Perhaps a little background is called for. Forgive us for squeezing a century and a half of history into a couple of paragraphs, but that’s what passes for erudition in a column.

In 1853 Commodore Matthew C. Perry of the United States steered his fleet of “black ships” into the southern end of Tokyo Bay, spelling the end of more than two centuries of Japanese self-imposed isolation.

Three years later, under an appointment from President Franklin Pierce, Townsend Harris became the first American consul-general in Japan, setting up shop in Gyokusenji, a Buddhist temple in Shimoda.

Two years after that, he negotiated a treaty that established trade between the United States and Japan. The next thing you knew, we had imported Toyotas, Hideki Matsui in a Yankees uniform and sushi restaurants every 30 paces in parts of Manhattan.

Harris was “serious and intelligent,” said Peter Grilli, who grew up in Japan and is president of the Japan Society of Boston. “And he must have had just the properly stern mien, or ample whiskers, to face down all the ferocious Shogunal bureaucrats and samurai.”

When Harris died in 1878 at age 74, he was buried on a grassy knoll in Green-Wood Cemetery in Brooklyn. A tall granite headstone marks his resting place. Thanks largely to the efforts of Japanese groups and individuals, the site is a pleasant refuge, shaded by dogwood and cherry trees and enhanced by a Japanese stone lantern. A few feet below the headstone lie memorial plaques from City College and from the priests of Gyokusenji.

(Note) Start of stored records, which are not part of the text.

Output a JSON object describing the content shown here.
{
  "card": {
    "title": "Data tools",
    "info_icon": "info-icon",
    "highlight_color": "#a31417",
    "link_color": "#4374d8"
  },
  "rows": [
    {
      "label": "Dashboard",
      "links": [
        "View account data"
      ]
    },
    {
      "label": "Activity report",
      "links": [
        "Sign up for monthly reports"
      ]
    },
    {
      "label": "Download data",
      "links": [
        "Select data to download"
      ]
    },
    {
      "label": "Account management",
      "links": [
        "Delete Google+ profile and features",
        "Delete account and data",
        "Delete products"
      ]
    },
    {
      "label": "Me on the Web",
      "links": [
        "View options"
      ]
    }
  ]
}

“We get a lot of people visiting from Japan and also from Townsend Harris High School,” said Ken Taylor, Green-Wood’s vice president for operations.

But as a visit the other day showed, none are as faithful as the people of Shimoda.

A delegation from that city of 26,000 has made a pilgrimage to the cemetery each of the last 23 summers, skipping only 2005, when Brooklyn took a back seat to St. Petersburg, Russia, on an important anniversary in Japanese-Russian relations. It is a consistent display of respect not often seen, especially coming as it does from people who must travel so far.

THIS was the third time for Mayor Ishii, who led a 22-member contingent. Each was given a flower. Two by two, the visitors approached the grave and placed their flowers. Then, for about five seconds, they pressed palms together in a gesture of reverence. No words were spoken. In a matter of minutes, it was over, save for inevitable rounds of picture-taking.

From Green-Wood, the visitors went by charter bus to Harlem, for a lunch with City College’s president, Gregory H. Williams, and other officials.

In the school’s library, Sydney C. Van Nort, the college’s archivist and special-collections librarian, delivered a talk on Harris’s life. She had filled display cases with Harris artifacts that are usually held in storage, items like a diary, documents related to his commission as the American consul, a silk diplomatic pouch and a chart of the Japanese hiragana syllabary.

“Being a medievalist, I can see it in the context of a pilgrimage,” Ms. Van Nort said of the visitors. “They want to see items that he handled and owned. They’re like relics to these people.”

One relic was a 31-star American flag, badly faded after 150 years. It seems that the flag Harris had taken with him from the United States was damaged. In 1858 he had a new one made of silk by a seamstress in Edo, which any crossword puzzle devotee will recognize as Tokyo’s name in those days.

Even back then, Americans depended on things made in Japan.